In terms of design and construction, Signal Noise is luxurious, almost lavish in its hefty presence. The images are shown either with small white borders or full bleed, the size of the book giving ample space for the large, high quality reproductions. Many expand into fold outs that create short sequences, series, and close-up investigations, both changing the pace of the page turns and forcing the viewer into a stepwise process of thinking. The sequencing moves back and forth between Rothman’s various technical approaches, employing a swirling recirculation rather than a strict progression; a handy thumbnail fold out at the end helps put the various projects in order for those that want a clearer map. Overall, this is a refined product, each small decision (page numbering, font size, pacing etc.) made thoughtfully.

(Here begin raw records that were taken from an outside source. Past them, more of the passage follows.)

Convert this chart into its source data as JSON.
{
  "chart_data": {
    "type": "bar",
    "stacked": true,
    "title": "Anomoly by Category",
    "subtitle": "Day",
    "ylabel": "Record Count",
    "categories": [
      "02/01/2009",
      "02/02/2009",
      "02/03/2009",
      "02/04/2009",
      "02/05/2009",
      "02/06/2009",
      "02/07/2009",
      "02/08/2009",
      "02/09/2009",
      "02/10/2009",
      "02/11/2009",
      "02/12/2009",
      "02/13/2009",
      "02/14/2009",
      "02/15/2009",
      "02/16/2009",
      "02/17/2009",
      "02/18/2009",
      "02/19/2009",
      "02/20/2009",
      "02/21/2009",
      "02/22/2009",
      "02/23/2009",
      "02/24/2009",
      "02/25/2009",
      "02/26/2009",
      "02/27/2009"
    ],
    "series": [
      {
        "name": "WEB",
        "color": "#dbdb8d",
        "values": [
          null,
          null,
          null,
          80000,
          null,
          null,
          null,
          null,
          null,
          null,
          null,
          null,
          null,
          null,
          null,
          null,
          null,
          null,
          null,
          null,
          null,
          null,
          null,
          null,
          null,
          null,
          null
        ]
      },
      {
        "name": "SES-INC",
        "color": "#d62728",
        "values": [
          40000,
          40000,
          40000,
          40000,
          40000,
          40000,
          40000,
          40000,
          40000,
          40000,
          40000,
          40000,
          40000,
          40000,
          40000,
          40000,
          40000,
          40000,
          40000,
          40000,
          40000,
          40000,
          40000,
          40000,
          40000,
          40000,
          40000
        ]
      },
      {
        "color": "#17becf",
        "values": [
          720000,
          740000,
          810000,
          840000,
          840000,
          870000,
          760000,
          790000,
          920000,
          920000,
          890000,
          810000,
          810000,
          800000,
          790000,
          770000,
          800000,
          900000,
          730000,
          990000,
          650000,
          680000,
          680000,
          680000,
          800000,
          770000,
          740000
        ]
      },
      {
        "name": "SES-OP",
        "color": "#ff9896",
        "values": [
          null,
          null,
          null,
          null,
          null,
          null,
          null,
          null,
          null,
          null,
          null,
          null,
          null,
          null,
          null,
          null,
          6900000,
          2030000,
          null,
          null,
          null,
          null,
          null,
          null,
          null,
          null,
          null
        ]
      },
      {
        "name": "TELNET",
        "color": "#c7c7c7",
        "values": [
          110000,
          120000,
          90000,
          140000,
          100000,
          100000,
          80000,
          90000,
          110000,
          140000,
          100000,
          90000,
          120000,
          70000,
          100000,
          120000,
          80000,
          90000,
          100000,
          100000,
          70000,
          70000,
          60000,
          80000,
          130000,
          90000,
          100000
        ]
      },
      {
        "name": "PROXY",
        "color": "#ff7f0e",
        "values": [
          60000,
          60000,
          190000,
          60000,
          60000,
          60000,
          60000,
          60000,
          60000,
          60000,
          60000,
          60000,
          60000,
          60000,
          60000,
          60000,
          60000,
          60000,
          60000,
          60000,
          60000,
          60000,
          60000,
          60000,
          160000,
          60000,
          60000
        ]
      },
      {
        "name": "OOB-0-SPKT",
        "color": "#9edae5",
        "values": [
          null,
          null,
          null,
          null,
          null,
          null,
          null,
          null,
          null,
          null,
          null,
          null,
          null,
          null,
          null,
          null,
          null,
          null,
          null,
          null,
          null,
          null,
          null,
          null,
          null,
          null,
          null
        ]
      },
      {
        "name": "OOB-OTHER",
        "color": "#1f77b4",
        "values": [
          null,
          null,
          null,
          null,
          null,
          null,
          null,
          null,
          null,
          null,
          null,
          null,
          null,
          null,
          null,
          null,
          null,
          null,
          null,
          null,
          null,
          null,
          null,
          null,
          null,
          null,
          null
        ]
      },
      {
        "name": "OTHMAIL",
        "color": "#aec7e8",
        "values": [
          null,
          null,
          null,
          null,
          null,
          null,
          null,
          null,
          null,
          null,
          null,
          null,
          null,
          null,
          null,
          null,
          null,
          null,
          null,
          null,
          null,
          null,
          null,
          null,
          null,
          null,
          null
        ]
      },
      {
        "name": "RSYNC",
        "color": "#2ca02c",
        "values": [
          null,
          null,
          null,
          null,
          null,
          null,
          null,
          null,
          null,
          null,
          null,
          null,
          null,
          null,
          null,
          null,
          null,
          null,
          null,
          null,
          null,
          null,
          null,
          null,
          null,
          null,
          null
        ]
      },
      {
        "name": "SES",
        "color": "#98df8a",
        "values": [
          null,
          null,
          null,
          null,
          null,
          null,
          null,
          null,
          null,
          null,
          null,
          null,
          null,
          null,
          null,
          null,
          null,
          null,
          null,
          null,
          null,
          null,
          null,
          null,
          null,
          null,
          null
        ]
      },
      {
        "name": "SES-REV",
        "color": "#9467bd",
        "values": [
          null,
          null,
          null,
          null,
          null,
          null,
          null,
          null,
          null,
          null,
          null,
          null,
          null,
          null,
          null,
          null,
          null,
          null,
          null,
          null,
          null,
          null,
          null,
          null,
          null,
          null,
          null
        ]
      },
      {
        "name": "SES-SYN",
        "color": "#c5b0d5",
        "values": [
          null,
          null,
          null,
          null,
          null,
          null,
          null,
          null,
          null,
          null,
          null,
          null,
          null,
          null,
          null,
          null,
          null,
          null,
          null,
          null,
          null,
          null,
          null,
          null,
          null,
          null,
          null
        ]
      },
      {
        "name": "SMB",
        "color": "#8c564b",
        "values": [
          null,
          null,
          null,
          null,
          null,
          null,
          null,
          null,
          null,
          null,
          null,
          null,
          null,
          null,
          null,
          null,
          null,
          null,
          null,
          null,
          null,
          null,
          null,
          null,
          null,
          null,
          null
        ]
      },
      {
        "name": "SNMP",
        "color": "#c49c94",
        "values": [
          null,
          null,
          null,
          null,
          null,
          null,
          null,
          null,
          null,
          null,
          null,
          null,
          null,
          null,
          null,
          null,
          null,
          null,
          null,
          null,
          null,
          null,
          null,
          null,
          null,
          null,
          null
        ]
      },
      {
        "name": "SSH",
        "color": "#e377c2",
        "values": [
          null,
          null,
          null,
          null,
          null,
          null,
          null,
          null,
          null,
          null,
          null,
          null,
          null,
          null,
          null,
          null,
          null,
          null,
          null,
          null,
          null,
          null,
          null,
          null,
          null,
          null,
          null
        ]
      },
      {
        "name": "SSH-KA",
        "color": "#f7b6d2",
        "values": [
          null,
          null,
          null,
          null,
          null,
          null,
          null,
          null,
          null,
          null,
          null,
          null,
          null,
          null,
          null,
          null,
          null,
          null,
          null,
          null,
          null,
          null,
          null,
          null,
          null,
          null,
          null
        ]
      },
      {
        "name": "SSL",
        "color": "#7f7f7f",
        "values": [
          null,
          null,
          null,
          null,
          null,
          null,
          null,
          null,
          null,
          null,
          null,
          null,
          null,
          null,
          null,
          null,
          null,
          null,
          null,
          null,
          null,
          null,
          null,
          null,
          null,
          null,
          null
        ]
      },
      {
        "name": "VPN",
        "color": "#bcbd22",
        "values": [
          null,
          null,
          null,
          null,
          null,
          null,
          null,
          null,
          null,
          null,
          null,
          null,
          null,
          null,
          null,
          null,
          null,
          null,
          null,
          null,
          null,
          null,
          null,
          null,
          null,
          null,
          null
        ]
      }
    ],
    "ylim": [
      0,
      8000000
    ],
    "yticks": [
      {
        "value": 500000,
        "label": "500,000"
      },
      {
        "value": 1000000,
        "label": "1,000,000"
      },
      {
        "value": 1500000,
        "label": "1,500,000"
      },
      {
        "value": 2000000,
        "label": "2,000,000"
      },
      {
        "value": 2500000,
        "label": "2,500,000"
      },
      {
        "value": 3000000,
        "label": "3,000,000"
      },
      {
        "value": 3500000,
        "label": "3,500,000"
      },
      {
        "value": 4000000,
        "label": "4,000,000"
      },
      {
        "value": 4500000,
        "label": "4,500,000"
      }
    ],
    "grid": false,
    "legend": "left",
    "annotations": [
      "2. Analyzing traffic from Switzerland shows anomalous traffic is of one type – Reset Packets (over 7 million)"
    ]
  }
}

What draws me to this photobook is the evidence that digital manipulation in contemporary photography is growing more subtle and sophisticated. While there will always be a place for obviousness, where changes signal juxtaposition, trickery, illusion, or even ironic commentary, as well as for routine image cleanup, Rothman’s manipulations are more conceptually nuanced. The photographs here employ the available digital tools to explore the ambiguities that lie at the heart of his landscape practice. He’s neither showy nor elusive in doing these things – he’s just leveraging what he can to push his pictures where he wants them to go, and he’s fully integrated the post-production part of the image manipulation into the pre-visualization, so it doesn’t feel like an aftereffect.
What’s important is that I haven’t come away distracted by these manipulations, but thinking more deeply about the fundamental observations he is making about the contemporary landscape. He’s asked me to renegotiate my relationship with photographs of the American West (once again), and to acknowledge that a digital moderator now stands between me and the rocks, flowers, and wide vistas I once thought were my own.
Collector’s POV: Aaron Rothman is represented by Rick Wester Fine Art in New York (here). Rothman’s work has little secondary market history, so gallery retail likely remains the best option for those collectors interested in following up.